WORLD / Asia-Pacific

India offers 'treaty of peace' to Pakistan
(AP)
Updated: 2006-03-24 19:33

India's prime minister invited Pakistan on Friday to join his country in a "treaty of peace, security and friendship" to end nearly six decades of tension between the nuclear-armed nations.


"Indian Prime Minister Manmohan Singh, third left, flags off the Punj-Aab Express, the bus service between India's Amritsar and Nankana Sahib in Pakistan, as his wife Gursharan Kaur, second left, and Chief Minister of Punjab state Amarinder Singh, left, look on, in Amritsar, India, Friday, March 24, 2006. Singh launched a new peace initiative Friday with Pakistan, offering a treaty of peace, security and friendship, to India's longtime rival, in the hope that issues from trade to Kashmir could be more easily settled. [AP]

Prime Minister Manmohan Singh appeared to be proposing an umbrella accord that would foster relations and enhance the prospects for agreement on flashpoints such as the disputed Himalayan region of Kashmir.

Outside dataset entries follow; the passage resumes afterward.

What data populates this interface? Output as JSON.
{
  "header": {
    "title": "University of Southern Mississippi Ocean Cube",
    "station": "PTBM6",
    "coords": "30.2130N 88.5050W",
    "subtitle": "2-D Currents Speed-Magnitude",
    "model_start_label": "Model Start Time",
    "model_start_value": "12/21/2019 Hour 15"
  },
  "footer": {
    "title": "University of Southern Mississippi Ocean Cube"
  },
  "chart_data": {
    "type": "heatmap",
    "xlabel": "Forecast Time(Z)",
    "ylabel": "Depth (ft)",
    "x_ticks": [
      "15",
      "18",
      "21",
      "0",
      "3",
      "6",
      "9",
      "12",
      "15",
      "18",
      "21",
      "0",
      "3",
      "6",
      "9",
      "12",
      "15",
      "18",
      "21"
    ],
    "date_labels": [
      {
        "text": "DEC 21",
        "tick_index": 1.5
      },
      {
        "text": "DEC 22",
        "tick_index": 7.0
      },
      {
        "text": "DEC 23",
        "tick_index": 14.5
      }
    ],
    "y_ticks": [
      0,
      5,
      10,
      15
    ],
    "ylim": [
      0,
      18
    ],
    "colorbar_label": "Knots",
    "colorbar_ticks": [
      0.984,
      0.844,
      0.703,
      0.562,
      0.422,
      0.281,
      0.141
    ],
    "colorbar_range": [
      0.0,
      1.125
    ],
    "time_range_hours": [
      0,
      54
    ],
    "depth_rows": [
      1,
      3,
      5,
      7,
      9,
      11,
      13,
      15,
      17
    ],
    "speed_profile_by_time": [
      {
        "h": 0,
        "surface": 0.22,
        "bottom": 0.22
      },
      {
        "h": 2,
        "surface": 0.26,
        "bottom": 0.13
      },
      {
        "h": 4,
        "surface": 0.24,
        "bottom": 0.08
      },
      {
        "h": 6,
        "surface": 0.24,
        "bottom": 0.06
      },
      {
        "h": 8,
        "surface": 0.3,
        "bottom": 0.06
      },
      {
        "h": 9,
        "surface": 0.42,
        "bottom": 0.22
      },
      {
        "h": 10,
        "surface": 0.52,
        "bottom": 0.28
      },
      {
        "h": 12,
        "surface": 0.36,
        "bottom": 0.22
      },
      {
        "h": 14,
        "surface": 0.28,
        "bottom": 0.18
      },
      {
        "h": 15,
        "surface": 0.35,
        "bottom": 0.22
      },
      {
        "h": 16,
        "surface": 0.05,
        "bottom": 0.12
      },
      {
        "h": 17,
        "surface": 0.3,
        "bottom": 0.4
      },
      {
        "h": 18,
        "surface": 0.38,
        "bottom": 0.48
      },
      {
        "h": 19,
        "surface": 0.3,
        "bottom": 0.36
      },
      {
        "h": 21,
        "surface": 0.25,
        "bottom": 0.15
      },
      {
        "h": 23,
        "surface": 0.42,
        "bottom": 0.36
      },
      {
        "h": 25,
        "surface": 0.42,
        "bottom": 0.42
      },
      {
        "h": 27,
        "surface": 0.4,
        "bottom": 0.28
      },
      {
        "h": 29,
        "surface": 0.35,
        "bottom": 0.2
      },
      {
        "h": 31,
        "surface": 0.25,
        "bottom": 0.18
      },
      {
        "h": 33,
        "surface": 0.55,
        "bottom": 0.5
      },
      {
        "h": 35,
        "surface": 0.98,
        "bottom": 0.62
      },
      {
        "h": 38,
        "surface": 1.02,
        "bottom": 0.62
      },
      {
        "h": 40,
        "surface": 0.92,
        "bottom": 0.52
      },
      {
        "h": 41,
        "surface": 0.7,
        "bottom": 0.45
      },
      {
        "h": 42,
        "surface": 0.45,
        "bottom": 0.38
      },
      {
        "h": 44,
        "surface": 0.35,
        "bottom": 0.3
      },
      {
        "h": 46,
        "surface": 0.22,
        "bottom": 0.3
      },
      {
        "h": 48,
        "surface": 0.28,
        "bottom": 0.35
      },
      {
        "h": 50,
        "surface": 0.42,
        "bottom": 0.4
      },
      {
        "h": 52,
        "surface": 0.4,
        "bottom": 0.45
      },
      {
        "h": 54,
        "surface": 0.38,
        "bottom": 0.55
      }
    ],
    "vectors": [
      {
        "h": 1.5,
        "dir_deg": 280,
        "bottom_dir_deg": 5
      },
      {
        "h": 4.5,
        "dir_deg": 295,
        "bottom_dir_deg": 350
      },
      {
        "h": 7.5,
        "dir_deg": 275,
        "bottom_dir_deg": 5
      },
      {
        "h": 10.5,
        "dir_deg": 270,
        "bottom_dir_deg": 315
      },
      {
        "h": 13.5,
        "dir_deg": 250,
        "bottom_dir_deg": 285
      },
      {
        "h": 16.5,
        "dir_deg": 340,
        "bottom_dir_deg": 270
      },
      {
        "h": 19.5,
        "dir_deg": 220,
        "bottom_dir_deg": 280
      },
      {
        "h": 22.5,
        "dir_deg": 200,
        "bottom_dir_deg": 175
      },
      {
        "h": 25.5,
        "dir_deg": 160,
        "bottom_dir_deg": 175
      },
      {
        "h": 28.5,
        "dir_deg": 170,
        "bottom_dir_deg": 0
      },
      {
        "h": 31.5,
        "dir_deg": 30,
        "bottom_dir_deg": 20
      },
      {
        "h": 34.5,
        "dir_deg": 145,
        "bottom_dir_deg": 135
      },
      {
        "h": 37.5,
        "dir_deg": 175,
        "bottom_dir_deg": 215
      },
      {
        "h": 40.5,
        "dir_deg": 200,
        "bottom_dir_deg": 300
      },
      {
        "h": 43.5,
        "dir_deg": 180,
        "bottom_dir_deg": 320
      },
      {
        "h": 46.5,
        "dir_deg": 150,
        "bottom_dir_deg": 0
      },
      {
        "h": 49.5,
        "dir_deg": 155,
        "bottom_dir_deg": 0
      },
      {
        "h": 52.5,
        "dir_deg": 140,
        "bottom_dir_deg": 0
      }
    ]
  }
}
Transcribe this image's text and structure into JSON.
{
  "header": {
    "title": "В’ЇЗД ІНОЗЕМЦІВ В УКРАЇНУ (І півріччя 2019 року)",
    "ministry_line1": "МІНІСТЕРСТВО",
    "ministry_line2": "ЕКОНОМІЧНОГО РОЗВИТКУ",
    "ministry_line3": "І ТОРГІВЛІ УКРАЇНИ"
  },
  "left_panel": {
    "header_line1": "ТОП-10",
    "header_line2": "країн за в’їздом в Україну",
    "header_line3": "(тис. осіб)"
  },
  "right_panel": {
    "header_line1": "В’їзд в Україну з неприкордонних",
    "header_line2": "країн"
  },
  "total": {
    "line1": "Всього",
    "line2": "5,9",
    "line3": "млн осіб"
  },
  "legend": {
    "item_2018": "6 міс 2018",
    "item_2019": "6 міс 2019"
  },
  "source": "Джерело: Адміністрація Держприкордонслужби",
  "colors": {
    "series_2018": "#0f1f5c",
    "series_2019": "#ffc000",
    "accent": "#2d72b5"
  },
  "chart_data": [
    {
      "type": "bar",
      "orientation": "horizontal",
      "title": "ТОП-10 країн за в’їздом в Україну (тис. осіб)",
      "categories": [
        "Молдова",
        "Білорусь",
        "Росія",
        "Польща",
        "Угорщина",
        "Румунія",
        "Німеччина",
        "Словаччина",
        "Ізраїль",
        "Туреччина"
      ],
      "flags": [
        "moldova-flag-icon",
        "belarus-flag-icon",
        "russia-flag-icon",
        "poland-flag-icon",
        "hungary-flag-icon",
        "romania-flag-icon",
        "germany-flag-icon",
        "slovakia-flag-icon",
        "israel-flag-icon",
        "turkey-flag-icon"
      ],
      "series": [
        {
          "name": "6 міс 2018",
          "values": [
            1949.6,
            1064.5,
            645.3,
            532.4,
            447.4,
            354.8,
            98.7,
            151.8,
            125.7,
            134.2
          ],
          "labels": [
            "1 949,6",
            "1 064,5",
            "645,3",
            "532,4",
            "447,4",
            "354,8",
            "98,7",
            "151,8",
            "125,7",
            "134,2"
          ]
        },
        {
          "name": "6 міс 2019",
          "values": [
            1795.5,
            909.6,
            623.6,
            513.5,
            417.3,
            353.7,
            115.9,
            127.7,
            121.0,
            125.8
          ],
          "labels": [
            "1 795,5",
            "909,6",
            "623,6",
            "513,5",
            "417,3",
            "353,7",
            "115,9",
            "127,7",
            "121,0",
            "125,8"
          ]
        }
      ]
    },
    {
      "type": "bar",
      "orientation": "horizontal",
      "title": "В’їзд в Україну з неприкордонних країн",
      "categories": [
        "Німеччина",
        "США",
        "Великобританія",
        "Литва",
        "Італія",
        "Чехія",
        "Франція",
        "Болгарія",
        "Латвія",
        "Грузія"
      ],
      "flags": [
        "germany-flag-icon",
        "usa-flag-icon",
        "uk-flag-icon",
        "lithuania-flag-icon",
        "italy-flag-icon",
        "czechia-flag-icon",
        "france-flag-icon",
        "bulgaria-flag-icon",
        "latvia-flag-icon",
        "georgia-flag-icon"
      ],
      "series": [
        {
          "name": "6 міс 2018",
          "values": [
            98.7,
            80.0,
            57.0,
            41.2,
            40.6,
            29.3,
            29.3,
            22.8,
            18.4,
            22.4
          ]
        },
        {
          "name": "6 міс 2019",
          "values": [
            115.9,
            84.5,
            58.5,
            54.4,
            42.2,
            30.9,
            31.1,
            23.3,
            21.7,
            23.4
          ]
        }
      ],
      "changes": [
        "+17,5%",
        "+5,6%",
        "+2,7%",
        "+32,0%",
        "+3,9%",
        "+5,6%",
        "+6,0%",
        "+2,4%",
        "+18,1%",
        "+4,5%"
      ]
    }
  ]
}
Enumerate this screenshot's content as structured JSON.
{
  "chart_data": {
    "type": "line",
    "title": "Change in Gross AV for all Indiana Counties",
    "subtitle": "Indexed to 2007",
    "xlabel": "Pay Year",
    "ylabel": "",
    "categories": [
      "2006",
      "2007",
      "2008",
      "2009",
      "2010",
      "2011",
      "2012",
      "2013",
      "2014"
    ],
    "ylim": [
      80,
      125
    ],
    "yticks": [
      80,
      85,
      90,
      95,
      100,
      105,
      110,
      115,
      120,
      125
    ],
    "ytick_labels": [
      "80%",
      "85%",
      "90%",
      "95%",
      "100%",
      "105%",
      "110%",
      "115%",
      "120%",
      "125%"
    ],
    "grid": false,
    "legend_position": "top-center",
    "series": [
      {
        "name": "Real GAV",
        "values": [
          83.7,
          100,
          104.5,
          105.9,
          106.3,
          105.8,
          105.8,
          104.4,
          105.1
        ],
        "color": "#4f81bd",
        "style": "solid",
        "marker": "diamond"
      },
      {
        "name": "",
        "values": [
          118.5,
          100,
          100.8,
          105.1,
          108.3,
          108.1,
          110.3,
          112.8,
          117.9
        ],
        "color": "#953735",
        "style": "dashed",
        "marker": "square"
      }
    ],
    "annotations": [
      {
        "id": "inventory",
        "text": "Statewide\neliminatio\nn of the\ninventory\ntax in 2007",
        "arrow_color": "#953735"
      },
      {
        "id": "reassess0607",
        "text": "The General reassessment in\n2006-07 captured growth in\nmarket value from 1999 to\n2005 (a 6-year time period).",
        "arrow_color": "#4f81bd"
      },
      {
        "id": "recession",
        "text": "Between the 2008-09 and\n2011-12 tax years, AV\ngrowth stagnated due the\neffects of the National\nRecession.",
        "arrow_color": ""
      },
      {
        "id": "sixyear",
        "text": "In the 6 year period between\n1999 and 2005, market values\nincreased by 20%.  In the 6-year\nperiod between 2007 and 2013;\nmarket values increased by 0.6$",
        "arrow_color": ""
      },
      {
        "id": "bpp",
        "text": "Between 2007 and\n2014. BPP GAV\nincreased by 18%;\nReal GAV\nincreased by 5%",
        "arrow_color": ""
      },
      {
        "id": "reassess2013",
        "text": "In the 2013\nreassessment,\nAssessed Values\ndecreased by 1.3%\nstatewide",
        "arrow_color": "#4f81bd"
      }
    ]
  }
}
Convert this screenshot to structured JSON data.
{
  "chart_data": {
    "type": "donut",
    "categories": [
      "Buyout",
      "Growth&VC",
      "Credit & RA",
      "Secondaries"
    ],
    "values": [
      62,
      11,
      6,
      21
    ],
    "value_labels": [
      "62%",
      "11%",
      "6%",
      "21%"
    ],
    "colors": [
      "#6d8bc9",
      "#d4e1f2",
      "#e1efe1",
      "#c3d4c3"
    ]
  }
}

"I am convinced we can move forward, if all concerned are willing to accept the ground realities; if all concerned take a long view of history and our destiny," Singh said at a ceremony starting a new bus service between India and Pakistan.

Pakistan's foreign ministry welcomed the overture but stressed the need for taking "bold and sincere steps" to resolve Kashmir, which is divided between the two neighbors.

Pakistan has always maintained that resolving Kashmir "can release the full potential of the people of south Asia to make progress, and fight poverty, disease and ignorance," Foreign Ministry spokeswoman Tasnim Aslam said.

India made a similar offer to Pakistan in the mid-1980s, but Pakistan insisted that they settle the Kashmir question before attempting other moves toward peace.

"It would be a mistake to link normalization of other relations with finding a solution (to Kashmir)," Singh said. India and Pakistan have fought three wars since gaining independence in 1947, two of them over Kashmir.

The prime minister also praised Pakistani President Gen. Pervez Musharraf for taking "bold steps" to curb terrorism, but said more work needs to be done.

India accuses Pakistan of aiding Kashmiri militants who are fighting for independence from India or a union with Pakistan, a charge Islamabad denies.

Relations between India and Pakistan have improved considerably since the start of the latest peace process,in January 2004.

Still, the rivals have taken just small steps toward peace since the October quake that devastated Kashmir, a tragedy that initially seemed to bring the countries together.

The latest bus route links the Indian city of Amritsar to the Sikh pilgrimage site of Nankana Sahib in Pakistan, the birthplace of the first Sikh guru. Other transportation links have been renewed ¡ª by bus, train and plane ¡ª since the two nations came to the brink of war in 2002.

After his speech, the gold bus, with the Indian and Pakistani flags on its side and bedecked with flowers, pulled slowly out of Amritsar with passengers and the crowd waving.